Attacchi di credential stuffing: come funzionano e come difendersi

Radar
Radar

Prevenzione delle frodi grazie alle potenzialità della rete Stripe.

Ulteriori informazioni 
  1. Introduzione
  2. Spiegazione del credential stuffing
  3. Funzionamento del credential stuffing
  4. Differenze tra credential stuffing, brute force e password spraying
  5. Primi segnali di un attacco di credential stuffing
  6. Rischi degli attacchi di credential stuffing per le piattaforme SaaS e di IA
  7. Come le piattaforme possono contrastare gli attacchi di credential stuffing senza compromettere l’esperienza di accesso
    1. Limite di frequenza avanzato
    2. Identificazione dei bot e analisi del traffico
    3. Screening delle credenziali compromesse
    4. Autenticazione multifattore (MFA) condizionale
    5. MFA obbligatoria per azioni ad alto valore
  8. In che modo Stripe Radar può essere d’aiuto

Gli attacchi di credential stuffing utilizzano processi automatizzati per testare elenchi di nomi utente e password sottratti, ottenendo accessi non autorizzati a siti web e app. Questi attacchi possono causare danni per milioni di dollari. Questa tecnica ha successo anche perché, sebbene agli utenti possa essere richiesto di creare password più complesse, le policy sulla complessità delle password non possono tenere conto del fatto che molte persone riutilizzano le stesse credenziali su siti web o servizi diversi.

Di seguito analizzeremo più da vicino che cos'è il credential stuffing, in che modo si differenzia da brute force e password spraying, quali tipi di frode possono derivare dalla compromissione riuscita degli account e come prevenire il credential stuffing attraverso una difesa multilivello.

In evidenza

  • Il credential stuffing sfrutta il riutilizzo delle password su account differenti. Le policy sulle password non sono efficaci come difesa autonoma contro questo tipo di attacco.

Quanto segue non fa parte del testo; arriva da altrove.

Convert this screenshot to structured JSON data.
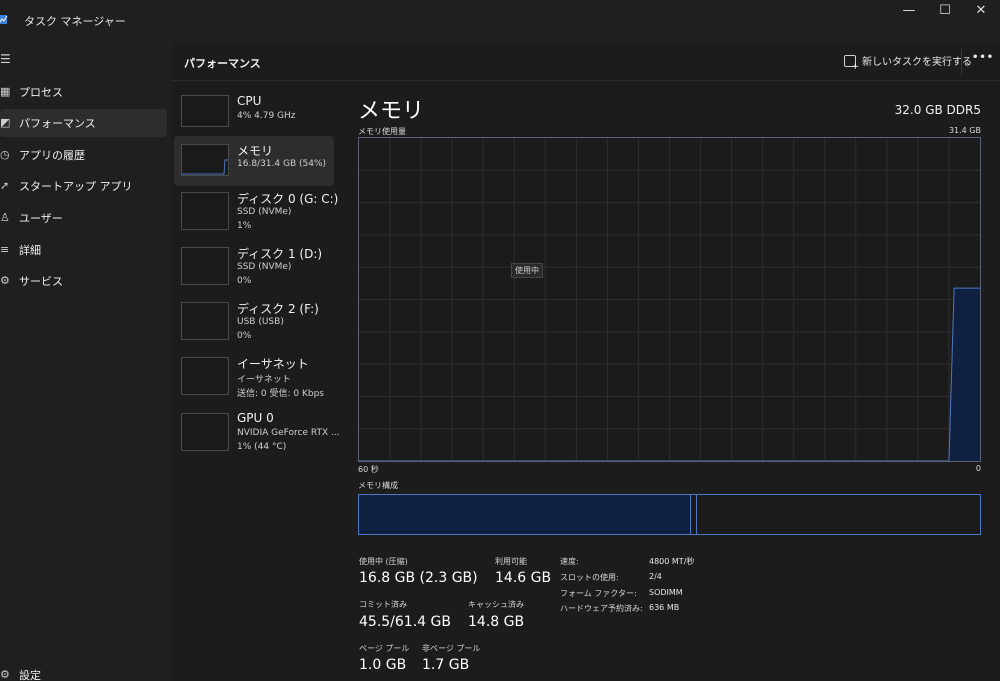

  • Le piattaforme software-as-a-service (SaaS) e di intelligenza artificiale (IA) sono esposte ai rischi legati agli attacchi di credential stuffing, inclusi compromissione degli account, uso improprio delle API e sfruttamento dei piani gratuiti.

  • Una difesa efficace richiede la combinazione di sistemi di identificazione dei bot, screening delle credenziali compromesse e condivisione dei segnali tra endpoint di accesso, registrazione e API.

Spiegazione del credential stuffing

Il credential stuffing è un attacco informatico in cui i criminali utilizzano combinazioni di nomi utente e password sottratte in precedenti violazioni dei dati e le testano automaticamente su altri servizi. Funziona perché il riutilizzo delle password è molto diffuso. Gli studi mostrano costantemente che molte persone utilizzano le stesse credenziali su più account: il 72% della Gen Z dichiara di riutilizzare le password.

Funzionamento del credential stuffing

I truffatori che effettuano attacchi di credential stuffing ottengono liste di password e username, talvolta chiamati "elenchi di credenziali", da database di violazioni dei dati presenti su forum criminali e marketplace del darknet. Alcuni di questi elenchi contengono centinaia di milioni di combinazioni verificate di nomi utente e password. i truffatori caricano queste liste in software in grado di inviare milioni di richieste di accesso, gestire i CAPTCHA, ruotare indirizzi IP proxy e interpretare le risposte di successo o fallimento.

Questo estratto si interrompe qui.